I have not seen this claim before, and the user is not able to add references at this time, due to a temporary suspension. However, there does seem to be some merit to this claim. en.wikipedia.org/wiki/… –  chills42 Apr 13 '11 at 13:02
    
@chills42, this is a very well known problem when handling CMOS circuitry. Usually though it is not a problem once the IC is installed on a circuit board since charges then quickly leak away through the interconnections. Are image sensors different in this respect? I would not expect them to be, but who knows? I suppose we should keep an open mind on this until more evidence comes in. –  labnut Apr 20 '11 at 11:42

I've tested my 550D's sensor against my colleagues 550D and seems like its doing just fine. I did not find any previous high ISO reference shot from my camera to compare so I compared it against my colleagues, same settings, same subject.
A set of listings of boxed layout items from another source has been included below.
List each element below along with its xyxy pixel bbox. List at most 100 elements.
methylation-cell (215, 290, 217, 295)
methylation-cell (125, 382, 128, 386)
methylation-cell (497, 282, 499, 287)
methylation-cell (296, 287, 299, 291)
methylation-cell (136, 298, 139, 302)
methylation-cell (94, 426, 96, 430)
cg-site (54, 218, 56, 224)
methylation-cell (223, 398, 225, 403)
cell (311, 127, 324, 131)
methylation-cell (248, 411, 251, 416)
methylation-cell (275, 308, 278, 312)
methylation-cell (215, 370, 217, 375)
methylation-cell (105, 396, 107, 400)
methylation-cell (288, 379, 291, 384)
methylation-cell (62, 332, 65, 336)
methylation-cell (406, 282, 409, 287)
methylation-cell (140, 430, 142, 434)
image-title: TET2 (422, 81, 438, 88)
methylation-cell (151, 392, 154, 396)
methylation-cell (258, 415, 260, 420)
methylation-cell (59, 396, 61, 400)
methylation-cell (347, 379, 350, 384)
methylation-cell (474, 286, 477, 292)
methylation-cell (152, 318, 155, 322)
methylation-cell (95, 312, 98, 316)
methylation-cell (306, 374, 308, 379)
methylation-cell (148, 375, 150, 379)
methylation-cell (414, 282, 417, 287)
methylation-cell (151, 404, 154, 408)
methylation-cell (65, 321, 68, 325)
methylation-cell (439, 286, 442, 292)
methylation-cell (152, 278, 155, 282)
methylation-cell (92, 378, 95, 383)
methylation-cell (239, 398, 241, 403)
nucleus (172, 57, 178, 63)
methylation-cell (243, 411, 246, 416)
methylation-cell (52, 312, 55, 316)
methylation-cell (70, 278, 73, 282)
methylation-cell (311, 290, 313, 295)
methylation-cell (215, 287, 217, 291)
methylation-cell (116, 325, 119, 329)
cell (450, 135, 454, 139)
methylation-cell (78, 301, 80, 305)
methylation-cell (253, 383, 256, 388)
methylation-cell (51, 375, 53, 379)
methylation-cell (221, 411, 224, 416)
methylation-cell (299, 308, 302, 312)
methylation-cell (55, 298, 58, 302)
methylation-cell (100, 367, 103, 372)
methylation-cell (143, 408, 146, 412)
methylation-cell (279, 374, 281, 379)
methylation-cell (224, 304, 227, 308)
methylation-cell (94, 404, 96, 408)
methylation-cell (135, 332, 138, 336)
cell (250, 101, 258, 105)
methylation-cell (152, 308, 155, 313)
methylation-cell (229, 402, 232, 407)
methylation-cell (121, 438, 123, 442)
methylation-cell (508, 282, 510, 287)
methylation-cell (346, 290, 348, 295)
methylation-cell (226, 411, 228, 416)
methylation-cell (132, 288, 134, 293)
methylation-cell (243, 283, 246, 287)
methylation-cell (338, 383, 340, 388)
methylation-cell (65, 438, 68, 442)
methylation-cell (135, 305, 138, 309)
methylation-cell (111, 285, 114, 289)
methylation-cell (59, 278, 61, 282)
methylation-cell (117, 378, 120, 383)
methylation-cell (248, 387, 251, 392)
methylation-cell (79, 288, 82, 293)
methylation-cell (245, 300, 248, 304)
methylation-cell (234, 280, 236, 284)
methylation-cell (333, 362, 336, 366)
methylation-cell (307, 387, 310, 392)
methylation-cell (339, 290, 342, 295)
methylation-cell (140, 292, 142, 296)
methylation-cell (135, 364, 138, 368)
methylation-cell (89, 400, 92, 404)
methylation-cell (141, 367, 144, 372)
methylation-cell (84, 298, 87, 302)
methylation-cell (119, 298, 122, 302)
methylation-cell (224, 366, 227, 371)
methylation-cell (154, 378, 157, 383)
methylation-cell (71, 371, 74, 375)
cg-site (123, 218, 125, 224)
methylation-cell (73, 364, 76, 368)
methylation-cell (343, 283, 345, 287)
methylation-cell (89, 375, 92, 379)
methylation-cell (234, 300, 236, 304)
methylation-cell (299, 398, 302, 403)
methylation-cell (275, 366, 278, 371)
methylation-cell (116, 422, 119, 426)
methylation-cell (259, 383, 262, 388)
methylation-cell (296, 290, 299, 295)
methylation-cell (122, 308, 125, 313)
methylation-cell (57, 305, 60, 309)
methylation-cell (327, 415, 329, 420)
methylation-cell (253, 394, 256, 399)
So, in fact, it was my mind playing with me, nothing else. "It's more likely that you're just noticing the same amount of noise more now than you were before." said by Evan Krall seems to be the perfect line, I selected his answer as the accepted one for that line. Though no one suggested to compare my camera with someones having the same model!

Thank you all for your help! I'm feeling somehow relieved now!